Je n’osais pas en parler à qui que ce soit. J’avais de la peine et éprouvais un sentiment d’échec et de trahison insurmontable.

Mes nuits étaient entrecoupées de questionnements, de ruminations. Est-ce que je n’étais pas en train de fuir ses ennuis ? N’étais-je pas en train de trouver des prétextes pour m’échapper un peu de sa situation difficile ?

Un dimanche matin, je compris que non. Face mon refus de me rendre chez elle, elle se lâcha et m’asséna la vacherie de trop.

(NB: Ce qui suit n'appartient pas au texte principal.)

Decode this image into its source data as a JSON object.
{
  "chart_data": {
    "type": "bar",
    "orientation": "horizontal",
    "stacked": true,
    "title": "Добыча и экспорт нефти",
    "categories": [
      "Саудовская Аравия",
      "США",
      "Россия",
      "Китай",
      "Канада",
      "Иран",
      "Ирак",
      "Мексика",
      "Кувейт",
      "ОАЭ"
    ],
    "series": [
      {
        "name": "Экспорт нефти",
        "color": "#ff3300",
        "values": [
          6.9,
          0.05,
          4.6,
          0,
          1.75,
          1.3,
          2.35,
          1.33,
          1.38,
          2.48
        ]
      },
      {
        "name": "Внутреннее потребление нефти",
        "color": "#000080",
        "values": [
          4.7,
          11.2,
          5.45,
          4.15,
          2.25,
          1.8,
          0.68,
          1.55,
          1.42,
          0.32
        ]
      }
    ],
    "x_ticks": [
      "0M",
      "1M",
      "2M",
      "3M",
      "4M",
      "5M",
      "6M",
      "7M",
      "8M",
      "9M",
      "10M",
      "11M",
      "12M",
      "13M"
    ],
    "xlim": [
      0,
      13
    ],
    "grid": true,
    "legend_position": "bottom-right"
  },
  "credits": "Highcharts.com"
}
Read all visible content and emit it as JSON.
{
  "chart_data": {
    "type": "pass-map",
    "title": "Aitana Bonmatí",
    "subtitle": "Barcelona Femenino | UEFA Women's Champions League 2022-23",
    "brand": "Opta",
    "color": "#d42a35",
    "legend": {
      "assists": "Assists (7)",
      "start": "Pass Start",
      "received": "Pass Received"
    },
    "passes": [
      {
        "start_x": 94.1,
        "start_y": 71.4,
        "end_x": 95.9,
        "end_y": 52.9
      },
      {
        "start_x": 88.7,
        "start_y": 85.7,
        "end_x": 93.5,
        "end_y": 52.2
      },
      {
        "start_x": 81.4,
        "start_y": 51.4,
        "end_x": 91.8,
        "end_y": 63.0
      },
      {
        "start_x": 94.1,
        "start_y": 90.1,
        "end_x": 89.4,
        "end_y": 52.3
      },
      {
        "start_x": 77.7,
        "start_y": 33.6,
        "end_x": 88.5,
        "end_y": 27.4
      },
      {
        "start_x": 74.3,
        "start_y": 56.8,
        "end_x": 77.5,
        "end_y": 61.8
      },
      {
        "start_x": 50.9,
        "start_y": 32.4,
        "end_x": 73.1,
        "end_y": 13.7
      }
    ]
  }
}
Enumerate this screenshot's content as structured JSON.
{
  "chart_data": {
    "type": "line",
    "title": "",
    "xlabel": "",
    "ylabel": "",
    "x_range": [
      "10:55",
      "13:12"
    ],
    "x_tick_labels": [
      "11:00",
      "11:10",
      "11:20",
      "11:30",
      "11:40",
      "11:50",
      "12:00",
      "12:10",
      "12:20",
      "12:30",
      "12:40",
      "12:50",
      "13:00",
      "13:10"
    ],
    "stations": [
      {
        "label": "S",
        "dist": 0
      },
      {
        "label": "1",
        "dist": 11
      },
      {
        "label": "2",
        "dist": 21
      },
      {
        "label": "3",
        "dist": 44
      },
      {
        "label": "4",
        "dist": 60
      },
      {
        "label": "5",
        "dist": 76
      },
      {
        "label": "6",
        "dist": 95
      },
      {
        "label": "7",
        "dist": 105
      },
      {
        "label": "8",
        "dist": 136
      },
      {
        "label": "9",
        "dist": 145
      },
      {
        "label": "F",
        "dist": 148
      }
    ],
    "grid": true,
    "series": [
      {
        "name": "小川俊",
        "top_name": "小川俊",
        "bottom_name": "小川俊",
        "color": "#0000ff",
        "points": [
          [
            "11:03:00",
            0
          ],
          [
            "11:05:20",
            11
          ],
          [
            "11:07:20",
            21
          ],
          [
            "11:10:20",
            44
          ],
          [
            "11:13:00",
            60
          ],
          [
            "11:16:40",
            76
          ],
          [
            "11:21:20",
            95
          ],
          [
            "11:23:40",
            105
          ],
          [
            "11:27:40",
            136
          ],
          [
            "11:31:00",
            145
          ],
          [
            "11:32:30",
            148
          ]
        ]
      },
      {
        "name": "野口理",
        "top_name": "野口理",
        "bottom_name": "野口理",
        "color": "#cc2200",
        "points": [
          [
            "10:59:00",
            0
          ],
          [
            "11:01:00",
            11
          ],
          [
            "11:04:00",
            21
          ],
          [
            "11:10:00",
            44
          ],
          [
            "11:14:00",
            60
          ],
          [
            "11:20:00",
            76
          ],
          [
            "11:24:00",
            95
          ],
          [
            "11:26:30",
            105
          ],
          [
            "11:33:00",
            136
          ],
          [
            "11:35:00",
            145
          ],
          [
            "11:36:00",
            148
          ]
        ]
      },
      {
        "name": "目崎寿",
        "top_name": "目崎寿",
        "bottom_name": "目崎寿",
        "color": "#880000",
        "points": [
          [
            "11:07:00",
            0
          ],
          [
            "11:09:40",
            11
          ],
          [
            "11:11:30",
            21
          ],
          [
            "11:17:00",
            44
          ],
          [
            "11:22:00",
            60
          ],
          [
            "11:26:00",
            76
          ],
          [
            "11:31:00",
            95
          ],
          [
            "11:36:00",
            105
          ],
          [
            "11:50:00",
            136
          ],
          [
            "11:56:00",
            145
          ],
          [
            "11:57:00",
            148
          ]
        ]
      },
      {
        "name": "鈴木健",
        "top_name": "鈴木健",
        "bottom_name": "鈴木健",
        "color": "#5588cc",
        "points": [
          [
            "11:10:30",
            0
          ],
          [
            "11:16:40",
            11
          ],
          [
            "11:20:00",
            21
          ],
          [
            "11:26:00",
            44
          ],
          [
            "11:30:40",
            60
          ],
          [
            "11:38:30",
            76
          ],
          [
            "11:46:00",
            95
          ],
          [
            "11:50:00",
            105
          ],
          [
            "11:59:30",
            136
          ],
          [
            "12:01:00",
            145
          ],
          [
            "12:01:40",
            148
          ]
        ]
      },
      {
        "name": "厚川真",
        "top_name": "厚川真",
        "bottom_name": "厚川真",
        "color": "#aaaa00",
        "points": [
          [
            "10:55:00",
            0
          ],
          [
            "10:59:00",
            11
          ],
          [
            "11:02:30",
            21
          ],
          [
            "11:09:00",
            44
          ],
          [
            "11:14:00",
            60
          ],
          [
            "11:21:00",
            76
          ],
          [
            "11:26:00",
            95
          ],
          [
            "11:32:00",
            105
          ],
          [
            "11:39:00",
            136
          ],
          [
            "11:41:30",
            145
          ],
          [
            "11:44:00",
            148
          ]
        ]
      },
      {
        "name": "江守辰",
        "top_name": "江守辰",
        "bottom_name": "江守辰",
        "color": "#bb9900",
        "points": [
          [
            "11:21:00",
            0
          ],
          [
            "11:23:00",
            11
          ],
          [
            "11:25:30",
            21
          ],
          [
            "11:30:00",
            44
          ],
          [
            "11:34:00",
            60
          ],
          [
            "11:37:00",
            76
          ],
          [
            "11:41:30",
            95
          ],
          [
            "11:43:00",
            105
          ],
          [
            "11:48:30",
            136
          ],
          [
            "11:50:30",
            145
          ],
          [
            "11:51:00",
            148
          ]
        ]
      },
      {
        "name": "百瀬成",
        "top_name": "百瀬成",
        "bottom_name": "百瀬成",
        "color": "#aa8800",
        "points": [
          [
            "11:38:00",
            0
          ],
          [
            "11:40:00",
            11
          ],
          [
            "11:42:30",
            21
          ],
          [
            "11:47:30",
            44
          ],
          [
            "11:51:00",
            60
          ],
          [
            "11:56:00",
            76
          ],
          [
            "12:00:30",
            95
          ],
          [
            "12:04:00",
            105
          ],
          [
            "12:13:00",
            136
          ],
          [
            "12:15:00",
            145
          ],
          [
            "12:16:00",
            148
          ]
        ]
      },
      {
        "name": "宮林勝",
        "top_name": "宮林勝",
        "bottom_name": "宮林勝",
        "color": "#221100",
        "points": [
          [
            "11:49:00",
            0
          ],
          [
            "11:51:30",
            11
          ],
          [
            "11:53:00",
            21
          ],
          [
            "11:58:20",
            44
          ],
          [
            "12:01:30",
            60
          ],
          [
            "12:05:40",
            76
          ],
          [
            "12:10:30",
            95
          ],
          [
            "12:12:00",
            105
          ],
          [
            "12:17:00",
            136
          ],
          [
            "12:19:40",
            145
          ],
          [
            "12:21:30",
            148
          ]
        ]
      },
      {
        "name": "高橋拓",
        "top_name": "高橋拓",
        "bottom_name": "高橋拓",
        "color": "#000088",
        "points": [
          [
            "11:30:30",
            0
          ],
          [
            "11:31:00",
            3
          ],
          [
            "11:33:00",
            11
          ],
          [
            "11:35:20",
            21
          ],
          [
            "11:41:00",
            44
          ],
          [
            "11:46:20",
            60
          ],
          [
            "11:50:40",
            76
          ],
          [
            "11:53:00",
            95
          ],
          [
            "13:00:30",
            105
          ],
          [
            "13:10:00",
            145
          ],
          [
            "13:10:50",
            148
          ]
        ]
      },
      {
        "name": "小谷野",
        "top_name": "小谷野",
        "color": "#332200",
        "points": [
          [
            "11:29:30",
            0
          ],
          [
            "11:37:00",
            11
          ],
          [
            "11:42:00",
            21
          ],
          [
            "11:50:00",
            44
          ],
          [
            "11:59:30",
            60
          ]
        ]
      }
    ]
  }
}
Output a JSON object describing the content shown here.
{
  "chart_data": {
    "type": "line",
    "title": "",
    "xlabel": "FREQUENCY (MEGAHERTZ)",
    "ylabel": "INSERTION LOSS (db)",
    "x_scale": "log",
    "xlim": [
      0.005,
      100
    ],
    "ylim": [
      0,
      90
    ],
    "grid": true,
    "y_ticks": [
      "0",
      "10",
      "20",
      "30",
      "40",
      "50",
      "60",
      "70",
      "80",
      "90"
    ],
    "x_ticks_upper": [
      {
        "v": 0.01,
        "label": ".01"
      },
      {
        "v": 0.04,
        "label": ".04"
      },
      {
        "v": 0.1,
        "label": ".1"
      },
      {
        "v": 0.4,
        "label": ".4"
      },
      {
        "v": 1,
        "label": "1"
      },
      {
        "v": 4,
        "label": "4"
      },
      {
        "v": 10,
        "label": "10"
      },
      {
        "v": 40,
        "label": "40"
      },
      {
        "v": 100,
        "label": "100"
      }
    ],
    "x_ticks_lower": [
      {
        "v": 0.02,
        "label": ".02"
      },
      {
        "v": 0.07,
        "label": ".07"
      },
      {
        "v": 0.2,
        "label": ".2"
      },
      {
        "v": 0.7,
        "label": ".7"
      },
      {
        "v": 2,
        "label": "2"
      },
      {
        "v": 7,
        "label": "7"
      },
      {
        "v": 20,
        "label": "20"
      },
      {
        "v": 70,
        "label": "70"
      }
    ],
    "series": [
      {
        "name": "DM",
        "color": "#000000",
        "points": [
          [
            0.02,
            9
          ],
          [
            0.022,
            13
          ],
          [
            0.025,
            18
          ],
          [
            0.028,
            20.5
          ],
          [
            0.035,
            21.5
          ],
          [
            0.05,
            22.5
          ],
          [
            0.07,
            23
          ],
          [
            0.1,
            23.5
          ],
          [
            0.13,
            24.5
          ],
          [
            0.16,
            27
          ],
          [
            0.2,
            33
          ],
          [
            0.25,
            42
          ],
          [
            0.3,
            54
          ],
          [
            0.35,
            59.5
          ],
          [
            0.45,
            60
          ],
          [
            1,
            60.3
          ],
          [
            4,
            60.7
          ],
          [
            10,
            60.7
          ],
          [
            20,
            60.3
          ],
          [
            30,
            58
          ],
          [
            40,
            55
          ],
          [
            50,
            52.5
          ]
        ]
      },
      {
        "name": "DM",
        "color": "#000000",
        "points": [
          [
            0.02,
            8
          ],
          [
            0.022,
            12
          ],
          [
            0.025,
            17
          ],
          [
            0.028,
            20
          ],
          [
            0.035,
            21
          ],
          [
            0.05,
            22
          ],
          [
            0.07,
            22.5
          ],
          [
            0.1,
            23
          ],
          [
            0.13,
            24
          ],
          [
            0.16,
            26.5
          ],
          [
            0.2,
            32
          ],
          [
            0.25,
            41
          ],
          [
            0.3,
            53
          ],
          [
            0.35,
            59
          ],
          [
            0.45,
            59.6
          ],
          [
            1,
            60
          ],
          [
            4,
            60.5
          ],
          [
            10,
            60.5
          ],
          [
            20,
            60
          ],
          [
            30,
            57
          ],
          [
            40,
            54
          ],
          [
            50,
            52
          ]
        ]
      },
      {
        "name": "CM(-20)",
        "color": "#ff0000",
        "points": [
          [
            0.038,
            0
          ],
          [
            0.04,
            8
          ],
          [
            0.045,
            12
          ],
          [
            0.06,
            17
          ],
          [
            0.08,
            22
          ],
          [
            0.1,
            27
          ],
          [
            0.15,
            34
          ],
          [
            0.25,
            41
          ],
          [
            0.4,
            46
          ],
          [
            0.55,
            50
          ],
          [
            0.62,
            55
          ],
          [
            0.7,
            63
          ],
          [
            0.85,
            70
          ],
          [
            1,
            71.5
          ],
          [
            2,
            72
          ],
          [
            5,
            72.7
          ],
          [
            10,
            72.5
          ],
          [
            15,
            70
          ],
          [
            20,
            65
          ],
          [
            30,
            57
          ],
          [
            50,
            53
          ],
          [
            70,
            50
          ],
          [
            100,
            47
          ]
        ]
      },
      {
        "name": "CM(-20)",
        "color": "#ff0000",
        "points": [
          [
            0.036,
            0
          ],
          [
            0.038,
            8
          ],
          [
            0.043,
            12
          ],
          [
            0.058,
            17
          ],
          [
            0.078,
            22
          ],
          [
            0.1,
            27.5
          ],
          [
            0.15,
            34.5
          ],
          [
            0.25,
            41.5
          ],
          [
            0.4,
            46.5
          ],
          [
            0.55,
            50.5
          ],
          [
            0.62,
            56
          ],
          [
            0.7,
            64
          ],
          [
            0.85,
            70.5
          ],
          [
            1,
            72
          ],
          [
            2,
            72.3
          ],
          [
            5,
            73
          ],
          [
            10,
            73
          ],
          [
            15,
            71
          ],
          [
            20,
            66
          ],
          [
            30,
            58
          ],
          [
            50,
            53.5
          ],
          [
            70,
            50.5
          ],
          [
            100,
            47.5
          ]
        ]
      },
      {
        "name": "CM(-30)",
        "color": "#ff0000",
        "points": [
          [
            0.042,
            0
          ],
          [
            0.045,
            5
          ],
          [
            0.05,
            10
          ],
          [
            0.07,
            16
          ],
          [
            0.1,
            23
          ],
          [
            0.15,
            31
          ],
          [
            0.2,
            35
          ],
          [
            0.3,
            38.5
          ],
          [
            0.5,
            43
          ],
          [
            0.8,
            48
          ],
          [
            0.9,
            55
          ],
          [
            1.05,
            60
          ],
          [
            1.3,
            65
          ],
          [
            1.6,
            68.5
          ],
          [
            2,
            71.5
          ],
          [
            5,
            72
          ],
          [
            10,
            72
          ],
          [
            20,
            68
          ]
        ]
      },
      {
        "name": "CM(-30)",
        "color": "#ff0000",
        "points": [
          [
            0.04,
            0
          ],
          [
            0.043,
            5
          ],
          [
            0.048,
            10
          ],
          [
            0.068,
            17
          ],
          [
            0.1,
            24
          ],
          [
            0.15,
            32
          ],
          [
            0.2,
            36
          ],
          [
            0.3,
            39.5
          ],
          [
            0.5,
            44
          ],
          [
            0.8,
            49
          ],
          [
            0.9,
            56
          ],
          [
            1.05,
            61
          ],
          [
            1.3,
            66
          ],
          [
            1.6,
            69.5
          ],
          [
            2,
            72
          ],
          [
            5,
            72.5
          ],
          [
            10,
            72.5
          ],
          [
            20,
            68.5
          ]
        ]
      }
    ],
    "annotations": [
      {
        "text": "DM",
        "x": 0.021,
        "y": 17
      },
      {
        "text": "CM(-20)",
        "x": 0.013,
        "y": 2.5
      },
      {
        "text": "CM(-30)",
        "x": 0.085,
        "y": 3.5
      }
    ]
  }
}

Pour moi, c’était fini. J’en parlai à mon mari qui lâcha le mot fatidique : "C’est une manipulatrice et tu es sous son emprise." Le sol se déroba sous mes pieds. Toute l’explication tenait en cette unique phrase.

Cinq jours plus tard, elle laissa un message sur mon répondeur, comme si de rien n’était. Je ne rappelai pas. Trois jours s’écoulèrent encore : Coup de téléphone innocent. Je suis particulièrement sèche. Je pars travailler, je n’ai pas le temps de lui parler. Je me dis qu’elle va laisser tomber. Non, elle me laisse un nouveau message une semaine plus tard.

Cette façon de procéder est pour moi fort significative de ce genre de personnage. J’éprouvais un tel malaise que je ne savais plus quoi faire de ma peau. Je sursautais dès que le téléphone sonnait, j’avais PEUR de la voir arriver chez moi. Aujourd’hui, j’analyse très bien cette peur. Le masque était tombé et j’avais découvert un visage inconnu, plutôt effrayant.

Je lui envoyai une lettre le lendemain.

Depuis ma libération (ou plutôt mon évasion), je retrouve les gens qui m’aiment et qui ne savaient pas comment m’amener à comprendre que cette " merveilleuse et exceptionnelle amitié " n’était qu’un leurre (cf : Jacqueline Kelen : Aimer d’amitié )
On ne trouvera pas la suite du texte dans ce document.